In social studies, we delve deeper into our study of the ancient civilizations of Africa through analyzing the film Africa: A History Denied. After examining Great Zimbabwe, we uncovered the kingdoms and civilizations that flourished on the Swahili Coast and Ghana. Through a series of activities, including a jigsaw reading, Socratic seminar, and role play, we are examining the importance of trade in the spread of ideas, religion, family structure, government, and other aspects of these ancient civilizations. In the coming week, we will be exploring the Arab world during the 1400s, paying particular attention to the impact and spread of Islam into Africa as well as the impact of learning in Baghdad had on the European world and our world today. Students will be taking their first assessment in social studies the next two weeks. We will be preparing for this “open notebook” assessment in class helping our students organize their many weeks of learning. Up next, we'll delve into a study of the Renaissance and the Scientific Revolution.
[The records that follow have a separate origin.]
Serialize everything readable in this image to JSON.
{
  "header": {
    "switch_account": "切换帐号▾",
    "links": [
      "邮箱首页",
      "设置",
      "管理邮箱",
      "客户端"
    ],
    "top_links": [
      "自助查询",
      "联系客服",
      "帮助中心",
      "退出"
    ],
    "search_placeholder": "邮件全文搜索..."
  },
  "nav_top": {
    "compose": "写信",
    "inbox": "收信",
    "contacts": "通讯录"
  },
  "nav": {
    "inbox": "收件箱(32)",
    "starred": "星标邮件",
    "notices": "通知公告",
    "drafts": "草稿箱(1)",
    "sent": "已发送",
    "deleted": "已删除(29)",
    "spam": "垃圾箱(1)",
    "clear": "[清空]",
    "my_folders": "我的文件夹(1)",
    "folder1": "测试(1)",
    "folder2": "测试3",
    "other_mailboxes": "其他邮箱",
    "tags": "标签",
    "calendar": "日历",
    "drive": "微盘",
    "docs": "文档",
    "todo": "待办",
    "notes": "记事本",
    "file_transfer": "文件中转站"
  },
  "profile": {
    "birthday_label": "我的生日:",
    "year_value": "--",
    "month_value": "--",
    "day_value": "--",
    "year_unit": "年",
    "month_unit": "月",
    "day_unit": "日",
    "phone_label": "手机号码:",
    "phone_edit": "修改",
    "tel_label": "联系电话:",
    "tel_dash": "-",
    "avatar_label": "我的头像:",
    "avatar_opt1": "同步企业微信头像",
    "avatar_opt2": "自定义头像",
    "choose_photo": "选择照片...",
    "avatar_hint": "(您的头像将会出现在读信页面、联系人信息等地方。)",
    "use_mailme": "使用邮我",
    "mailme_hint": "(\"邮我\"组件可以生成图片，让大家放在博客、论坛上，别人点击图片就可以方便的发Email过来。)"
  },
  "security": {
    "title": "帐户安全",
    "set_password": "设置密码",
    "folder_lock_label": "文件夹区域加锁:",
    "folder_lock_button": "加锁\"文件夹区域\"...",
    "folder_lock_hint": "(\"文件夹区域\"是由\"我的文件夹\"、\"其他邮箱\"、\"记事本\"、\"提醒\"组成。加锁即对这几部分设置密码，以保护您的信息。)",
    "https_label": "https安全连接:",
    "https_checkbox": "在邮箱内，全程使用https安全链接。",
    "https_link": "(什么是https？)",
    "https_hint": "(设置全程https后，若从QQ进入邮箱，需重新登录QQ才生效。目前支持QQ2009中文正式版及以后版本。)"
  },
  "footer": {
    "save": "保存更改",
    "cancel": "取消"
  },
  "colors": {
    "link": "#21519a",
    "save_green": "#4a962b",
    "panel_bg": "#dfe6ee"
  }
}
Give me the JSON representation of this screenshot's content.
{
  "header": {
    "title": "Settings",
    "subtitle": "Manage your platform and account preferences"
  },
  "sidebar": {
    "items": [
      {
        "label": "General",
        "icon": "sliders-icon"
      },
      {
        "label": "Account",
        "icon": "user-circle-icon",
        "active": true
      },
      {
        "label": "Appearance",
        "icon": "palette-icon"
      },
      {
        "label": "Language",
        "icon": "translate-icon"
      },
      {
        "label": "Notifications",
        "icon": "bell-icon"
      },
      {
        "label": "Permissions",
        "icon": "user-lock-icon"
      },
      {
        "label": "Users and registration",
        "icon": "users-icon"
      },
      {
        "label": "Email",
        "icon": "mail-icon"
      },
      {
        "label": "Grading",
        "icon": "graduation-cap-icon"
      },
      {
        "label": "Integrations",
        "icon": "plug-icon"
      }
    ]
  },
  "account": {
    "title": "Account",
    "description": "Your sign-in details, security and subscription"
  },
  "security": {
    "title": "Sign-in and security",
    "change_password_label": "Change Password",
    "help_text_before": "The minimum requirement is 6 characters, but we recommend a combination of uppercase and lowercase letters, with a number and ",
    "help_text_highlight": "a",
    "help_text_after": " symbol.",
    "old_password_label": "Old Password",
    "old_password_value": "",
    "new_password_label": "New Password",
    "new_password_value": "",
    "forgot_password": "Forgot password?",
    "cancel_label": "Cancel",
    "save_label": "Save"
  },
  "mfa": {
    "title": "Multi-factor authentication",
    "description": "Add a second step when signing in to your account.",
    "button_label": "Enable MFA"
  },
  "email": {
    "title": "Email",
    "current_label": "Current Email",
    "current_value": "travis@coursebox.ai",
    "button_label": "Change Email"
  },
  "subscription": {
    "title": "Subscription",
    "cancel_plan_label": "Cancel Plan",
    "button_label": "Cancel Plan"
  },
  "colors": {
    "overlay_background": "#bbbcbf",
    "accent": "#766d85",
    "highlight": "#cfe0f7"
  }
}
In Lynn’s Spanish class, we have finished our first formal oral assessment - a weather forecast entirely in Spanish. Students infused their knowledge of a Spanish speaking locale with grammar/vocabulary lessons including weather, clothing, numbers, days of the week and things to do as they worked on fluency of delivery and presentation of their forecasts. We are now moving into basic present tense verb conjugations and a second novela to put our skills to work.
In Xandra’s Spanish class we’ve studied the word Ser and words to describe people. Students drew pictures and wrote to describe themselves and others. To review the vocabulary, they created their own bingo board and had lots of fun playing bingo.